I have lived in the same house my entire life. I was born in Vernon Jubilee Hospital and when I was taken home, I never left. I grew up in that house. I did everything there. I learned to walk and to talk, to read and write. In wintertime, I would sled down the same hill only a short walk down the street. We would always have our Christmas tree with the homemade ornaments up in the front room (and the cat would always hide amongst the presents). If it was still snowy on my birthday, my father would sometimes tow my friends and I around on sleds tied to his snowmobile. In summertime, I would play in my backyard. I would help my parents in the garden; I would build castles and dig holes half my size in the huge sandbox that encompasses a solid third of the backyard. I would use my father’s canoe as a slide. I would hike up the mountain behind the house.
It was always the same. The same school busses to and from the same elementary school and eventually the same high school—the same schools my brother went to, as well. The same prison-cell-sized pink and purple room, designed for a little girl. The same neighbours; we were the first ones to move in almost thirty years. It was the same address and phone number my whole life. It was easy to remember.
It was home.
The place I’m living now can’t even compare. It is a small basement suite still full of boxes despite me having been here over two weeks. It has my things—my library of books and movies, my clothes, my collectibles. It even has furniture from my childhood home, which I think has made the transition much easier than it could have been, let alone cheaper. I look around and it isn’t a stranger’s living room I sit in, because I have the same coffee table, bookcase, couch, lamp, that I have been looking at for the past twenty years.

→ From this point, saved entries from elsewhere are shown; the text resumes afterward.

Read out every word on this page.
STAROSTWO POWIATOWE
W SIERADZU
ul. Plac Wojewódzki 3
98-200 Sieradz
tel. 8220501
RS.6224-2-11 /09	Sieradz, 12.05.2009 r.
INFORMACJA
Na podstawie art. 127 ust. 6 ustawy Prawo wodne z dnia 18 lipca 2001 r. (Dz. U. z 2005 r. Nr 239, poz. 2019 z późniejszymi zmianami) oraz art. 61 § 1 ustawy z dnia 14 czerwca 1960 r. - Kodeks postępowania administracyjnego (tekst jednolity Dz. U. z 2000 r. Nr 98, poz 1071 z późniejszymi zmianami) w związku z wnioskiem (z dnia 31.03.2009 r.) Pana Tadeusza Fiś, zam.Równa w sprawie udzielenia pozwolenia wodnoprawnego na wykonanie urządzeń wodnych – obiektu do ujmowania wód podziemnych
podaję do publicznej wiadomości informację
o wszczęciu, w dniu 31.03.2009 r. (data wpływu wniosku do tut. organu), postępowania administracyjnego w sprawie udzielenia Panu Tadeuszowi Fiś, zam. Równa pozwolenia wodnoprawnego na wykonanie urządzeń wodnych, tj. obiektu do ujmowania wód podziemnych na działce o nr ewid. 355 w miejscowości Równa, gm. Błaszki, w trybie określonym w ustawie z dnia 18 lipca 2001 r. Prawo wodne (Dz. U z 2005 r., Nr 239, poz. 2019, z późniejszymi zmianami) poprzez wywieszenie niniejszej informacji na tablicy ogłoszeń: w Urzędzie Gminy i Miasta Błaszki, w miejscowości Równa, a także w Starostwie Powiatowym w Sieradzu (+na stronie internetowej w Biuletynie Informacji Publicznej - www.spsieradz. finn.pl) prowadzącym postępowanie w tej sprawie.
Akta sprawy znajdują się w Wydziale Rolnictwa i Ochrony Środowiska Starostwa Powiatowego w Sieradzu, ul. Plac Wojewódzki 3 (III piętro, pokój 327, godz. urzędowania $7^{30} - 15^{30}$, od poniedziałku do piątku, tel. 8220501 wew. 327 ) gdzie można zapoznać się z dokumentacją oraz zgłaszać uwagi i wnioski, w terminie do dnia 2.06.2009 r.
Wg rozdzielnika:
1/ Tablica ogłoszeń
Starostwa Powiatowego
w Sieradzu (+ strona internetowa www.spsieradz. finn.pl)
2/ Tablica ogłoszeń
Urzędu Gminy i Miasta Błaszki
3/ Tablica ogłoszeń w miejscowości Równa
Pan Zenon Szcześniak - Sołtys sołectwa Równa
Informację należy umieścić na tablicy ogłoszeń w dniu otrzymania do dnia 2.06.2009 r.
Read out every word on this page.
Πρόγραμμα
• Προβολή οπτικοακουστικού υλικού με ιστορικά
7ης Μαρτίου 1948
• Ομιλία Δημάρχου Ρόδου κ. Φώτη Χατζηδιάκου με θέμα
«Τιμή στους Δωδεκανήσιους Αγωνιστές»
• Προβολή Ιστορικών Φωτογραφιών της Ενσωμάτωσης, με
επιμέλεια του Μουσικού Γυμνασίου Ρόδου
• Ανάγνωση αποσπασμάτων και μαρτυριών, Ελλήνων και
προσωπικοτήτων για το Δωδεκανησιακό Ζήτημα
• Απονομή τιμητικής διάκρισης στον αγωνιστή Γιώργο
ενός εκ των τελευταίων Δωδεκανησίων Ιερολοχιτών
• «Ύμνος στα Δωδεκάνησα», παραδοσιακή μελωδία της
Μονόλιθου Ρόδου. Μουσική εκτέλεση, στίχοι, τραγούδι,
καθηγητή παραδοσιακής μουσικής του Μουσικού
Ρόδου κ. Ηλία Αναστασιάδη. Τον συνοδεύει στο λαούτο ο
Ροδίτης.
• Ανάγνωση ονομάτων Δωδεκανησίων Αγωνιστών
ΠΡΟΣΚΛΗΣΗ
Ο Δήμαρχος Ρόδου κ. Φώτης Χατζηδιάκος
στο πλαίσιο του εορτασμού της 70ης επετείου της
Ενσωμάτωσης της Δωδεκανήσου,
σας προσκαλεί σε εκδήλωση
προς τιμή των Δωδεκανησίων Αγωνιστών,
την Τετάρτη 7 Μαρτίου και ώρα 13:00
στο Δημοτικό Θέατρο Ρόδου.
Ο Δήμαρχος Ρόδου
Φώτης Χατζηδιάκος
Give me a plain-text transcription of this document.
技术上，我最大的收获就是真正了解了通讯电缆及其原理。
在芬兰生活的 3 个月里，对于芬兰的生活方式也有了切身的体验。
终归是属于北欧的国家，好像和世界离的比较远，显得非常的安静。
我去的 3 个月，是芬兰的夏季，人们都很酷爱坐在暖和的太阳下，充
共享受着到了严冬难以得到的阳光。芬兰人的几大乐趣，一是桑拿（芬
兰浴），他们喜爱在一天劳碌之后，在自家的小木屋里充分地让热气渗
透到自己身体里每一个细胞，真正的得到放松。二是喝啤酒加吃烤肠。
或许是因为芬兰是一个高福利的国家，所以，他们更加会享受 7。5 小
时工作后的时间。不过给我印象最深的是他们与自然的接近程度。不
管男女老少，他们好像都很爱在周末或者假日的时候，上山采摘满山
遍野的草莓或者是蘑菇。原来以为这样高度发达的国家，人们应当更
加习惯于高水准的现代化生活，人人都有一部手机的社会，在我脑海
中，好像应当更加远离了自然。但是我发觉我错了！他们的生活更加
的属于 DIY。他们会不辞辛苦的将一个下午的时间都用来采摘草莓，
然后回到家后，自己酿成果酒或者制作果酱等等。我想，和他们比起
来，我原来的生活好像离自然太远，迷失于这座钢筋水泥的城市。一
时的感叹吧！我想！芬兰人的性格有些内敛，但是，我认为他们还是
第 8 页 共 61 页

But this place isn’t a home. It is a house. It is a place to live—a place to sleep and to eat and to spend time with people. And maybe over time I will build memories here and turn it into a home, but for now it is little more than a shell.
Home is a place woven with nostalgia. It is a place where memories were made and where time was cherished. Home isn’t necessarily a house, but in my case it is. The walls of my home saw everything: They saw the young owners who bought it new. They saw a baby in a blue blanket, and later one in pink. They saw the fish, the ferret, the guinea pig, the cat, the dog. They saw every cut and bruise, every unwarranted temper tantrum, and every kiss better. They saw the arguments. The anger. The pain and love. And eventually they saw the growth of two (generally) well-behaved children into two (generally) ill-behaved adolescents. They saw the highs and lows. They saw a genetic wave of depression and pain. They saw forgiveness.
And still they stand.
Only they aren’t my walls anymore. The walls—and the crack in the ceiling, and the one creaky stair, and the light in the pink room that dims whenever a vacuum is turned on—those walls belong to someone else, now. Someone else will put their Christmas tree up—but maybe it won’t be in the front room, and maybe the ornaments won’t be handmade. Someone else will help in the garden and dig holes in the sand. Someone else will write down my address when they fill out a letter.
But that building is and will forever be my home. Even when I eventually get married and have children of my own, and they mimic my experiences in a home of their own, the house in which I grew up will be home.
Tonight I stood in my home for the last time, and it is one of the hardest things I have ever done.